Renner is talking about membranes with microscopic openings that block most pathogens at the Morgantown facility.

That doesn’t mean the water elsewhere is unsafe to drink. It just has less assurance that it’s been properly filtered, so the risk that it contains contaminants is higher. Private utilities are reluctant to upgrade their systems the same way because of cost and regulations don’t require it. Morgantown was different because it’s publicly owned, and when its system needed to upgrade, engineers thought about safety and then the bottom line.

“I wish that would take hold in other places,” said Angie Rosser, of the West Virginia Rivers Coalition. “They’re showing their customers they are going above and beyond and instilling that confidence that we haven’t regained in Charleston.”

The disaster in Charleston spurred many utilities into action as they realized they couldn’t take clean drinking water for granted. West Virginia American Water in Charleston said it continued upgrading its source water monitoring and analysis last year and will add storage tanks and replace water mains in $29 million of system upgrades this year. It uses gravel, sand and charcoal filters.

The Morgantown board in December 2015 was the first system in West Virginia to publish its source water protection plan, required by state law after the Charleston spill, listing more than 16,000 potential sources of significant contaminants, including nearly 12,000 above ground storage tanks, about 2,000 abandoned mine lands and about 1,200 Marcellus Shale natural gas wells.

Under the Safe Drinking Water Act and 19 major regulations since the 1970s, drinking water systems have spent about $5 billion on upgrades to comply, Renner said.
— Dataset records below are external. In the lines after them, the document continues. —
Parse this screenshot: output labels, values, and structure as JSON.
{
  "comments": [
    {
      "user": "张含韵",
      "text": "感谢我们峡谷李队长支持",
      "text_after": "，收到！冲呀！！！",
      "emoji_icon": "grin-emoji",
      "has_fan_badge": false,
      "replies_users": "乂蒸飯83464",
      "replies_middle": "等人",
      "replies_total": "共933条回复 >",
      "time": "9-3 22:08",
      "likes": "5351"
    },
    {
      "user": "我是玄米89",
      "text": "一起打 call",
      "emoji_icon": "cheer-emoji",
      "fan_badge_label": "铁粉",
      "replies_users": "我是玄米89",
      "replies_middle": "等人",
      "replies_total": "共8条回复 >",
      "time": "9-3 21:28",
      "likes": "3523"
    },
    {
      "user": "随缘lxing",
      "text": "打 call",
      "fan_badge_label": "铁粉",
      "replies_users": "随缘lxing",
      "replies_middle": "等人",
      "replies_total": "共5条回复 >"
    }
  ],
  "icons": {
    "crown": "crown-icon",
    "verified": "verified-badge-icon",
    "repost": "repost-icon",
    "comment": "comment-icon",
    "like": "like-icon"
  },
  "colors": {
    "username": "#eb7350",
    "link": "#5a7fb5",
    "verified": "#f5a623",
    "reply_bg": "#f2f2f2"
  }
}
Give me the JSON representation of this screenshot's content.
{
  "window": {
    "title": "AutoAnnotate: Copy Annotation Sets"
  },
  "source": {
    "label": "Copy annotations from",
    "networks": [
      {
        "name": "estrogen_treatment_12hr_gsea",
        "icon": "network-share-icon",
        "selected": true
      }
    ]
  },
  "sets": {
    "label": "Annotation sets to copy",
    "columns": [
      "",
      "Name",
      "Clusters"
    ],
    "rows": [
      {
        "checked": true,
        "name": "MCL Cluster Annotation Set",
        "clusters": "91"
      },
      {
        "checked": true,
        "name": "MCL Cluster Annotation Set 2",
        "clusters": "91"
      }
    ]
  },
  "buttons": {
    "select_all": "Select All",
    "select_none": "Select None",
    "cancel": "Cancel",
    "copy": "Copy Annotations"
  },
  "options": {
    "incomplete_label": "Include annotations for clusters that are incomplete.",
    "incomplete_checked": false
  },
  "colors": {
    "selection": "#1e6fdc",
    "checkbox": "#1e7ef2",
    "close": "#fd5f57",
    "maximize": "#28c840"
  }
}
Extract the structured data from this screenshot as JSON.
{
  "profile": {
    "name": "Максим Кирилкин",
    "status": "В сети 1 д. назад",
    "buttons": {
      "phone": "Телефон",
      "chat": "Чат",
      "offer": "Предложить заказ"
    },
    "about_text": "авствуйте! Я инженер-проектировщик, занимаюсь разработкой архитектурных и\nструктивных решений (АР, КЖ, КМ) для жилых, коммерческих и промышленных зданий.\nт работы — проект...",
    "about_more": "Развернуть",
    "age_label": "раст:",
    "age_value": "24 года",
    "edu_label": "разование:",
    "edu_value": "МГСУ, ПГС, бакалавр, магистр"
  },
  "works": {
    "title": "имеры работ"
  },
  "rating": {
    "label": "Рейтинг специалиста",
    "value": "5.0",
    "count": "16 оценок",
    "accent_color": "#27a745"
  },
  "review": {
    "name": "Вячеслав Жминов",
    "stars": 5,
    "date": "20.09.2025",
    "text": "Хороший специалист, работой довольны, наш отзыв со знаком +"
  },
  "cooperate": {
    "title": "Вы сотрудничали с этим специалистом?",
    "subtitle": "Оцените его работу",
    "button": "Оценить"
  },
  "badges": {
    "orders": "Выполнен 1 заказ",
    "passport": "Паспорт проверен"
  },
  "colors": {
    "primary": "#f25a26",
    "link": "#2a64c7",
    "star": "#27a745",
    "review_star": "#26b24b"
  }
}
If every surface water treatment plant in the U.S. were to add membrane filtration like the one Morgantown has, it would probably cost billions of dollars, he said.

West Virginia’s Bureau of Public Health requires all the water systems for more than 1.5 million customers to test for many contaminants. The bureau issued almost 5,000 violation letters last year, though none to Morgantown. The bureau also sent out 26 permit suspension warning letters, with 11 permits temporarily suspended.

Patrick Murphy, environmental engineering director for the state, said 33 administrative orders setting timelines for fixing multiple violations were issued last year, representing 3 percent of the systems. “Generally the systems in West Virginia are doing well,” he said.

But the challenges from pollution are significant.

The Monongahela, which empties into the Ohio River at Pittsburgh, is on the West Virginia Department of Environmental Protection’s list of “impaired” waterways. Garbage is a minor culprit. The leading polluter is fecal coliform, mostly from human waste. Next is iron, often from mining. Most lakes and many smaller streams lack enough data to tell if they’re impaired.

Engineers at the Morgantown treatment plant face mine drainage, bacteria, sewage, fertilizer, chemicals and other waste and pollution in the Monongahela.

After the waste enters quarter-inch intake screens tilted slightly downstream, the river water is pumped into sediment settling tanks, then through six levels of gravel and sand filters and then through the membranes. Chlorine, lime, carbon, alum and potassium permanganate are added to help purify the water, but closely monitored to try to limit the minute chemical byproducts of disinfection, some considered carcinogens.

Control room operators constantly monitor 2,000 data points by computers with alarms if they exceed normal parameters, treatment and production manager Greg Shellito said. They sample water throughout the system, and in his 30 years, have never had to issue a boil notice, he said.

“In this industry you have to be 100 percent correct 100 percent of the time,” plant manager Mike Anderson said. “What you do in this business is public health.”